Shutting down or selling the trade schools and closing underperforming campuses finally hit the balance sheet and now CEC is showing 'profit' - because operation costs are lower, not because they are getting run over by eager students. Here is the article that shows you that it is an industry wide trend, not something Todd Nelson cooked up: https://www.insidehighered.com/news/2015/05/07/profit-chains-announce-new-wave-closures-and-sell-offs
Does Todd Nelson have ethics? Define ethics first please? He is first and foremost beholden to the CEC shareholders per the SEC filings. His actions need to reflect that.
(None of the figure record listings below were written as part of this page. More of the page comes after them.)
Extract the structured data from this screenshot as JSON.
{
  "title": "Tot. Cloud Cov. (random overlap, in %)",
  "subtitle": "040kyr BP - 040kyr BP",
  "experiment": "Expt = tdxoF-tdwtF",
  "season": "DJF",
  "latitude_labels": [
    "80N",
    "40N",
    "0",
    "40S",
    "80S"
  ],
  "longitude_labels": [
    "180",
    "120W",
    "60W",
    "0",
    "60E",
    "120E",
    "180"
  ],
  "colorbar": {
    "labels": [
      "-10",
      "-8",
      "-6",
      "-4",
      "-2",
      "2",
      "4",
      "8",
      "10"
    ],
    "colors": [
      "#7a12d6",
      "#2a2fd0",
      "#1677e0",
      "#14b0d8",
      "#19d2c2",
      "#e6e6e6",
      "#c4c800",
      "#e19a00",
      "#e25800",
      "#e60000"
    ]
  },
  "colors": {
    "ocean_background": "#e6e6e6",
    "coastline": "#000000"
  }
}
But, and here is the for-profit school but also for-profit hospital, dilemma. Does Todd not also have a duty to the students who come seeking an education that will give them a degree that has value? Arguably yes. But if he runs AIU or CTU like Dirks runs UC Berkeley, CTU and AIU would be failing over 85% of their students because their students could not hack a normal university curriculum. Too stupid, too undereducated, too distracted, too mentally or emotionally disturbed, we see all of these types of student dysfunction in our 'classrooms'. These students would struggle with a community college remedial English class but they pass AIU's Engl. 101.
Failing 85% of your tuition paying students will not make shareholders happy - so what to do? You shorten classes to 5 weeks, you force grading rubrics down your adjuncts' throats that make failing a student impossible, if a student fails, they have 4 routes of recourse and typically get to retake the class for free with a known 'easy' instructor, you make the assignments so easy that any moron with a frontal lobotomy can do them and you set the process for kicking out students for academic probation to a 1 year duration so you can milk that student for more money.
Oh man, that sounds awful. Hmmmm, yes. Could a for-profit hospital do something similar? Nope. The rules and regulations surrounding standards of medical care are very clear and brutally enforced by the patients in court (hello malpractice suits) for example. If we want to fix the education industry we need standards that are enforced - and idea would be that all students have to pass SAT/ACT exams with a certain score to get into any college for undergrad and GMAT, GREs for graduate school. Simple. Start with that. If you want accreditation - you need to have these entrance requirements in place.
What a wonderful world this would be.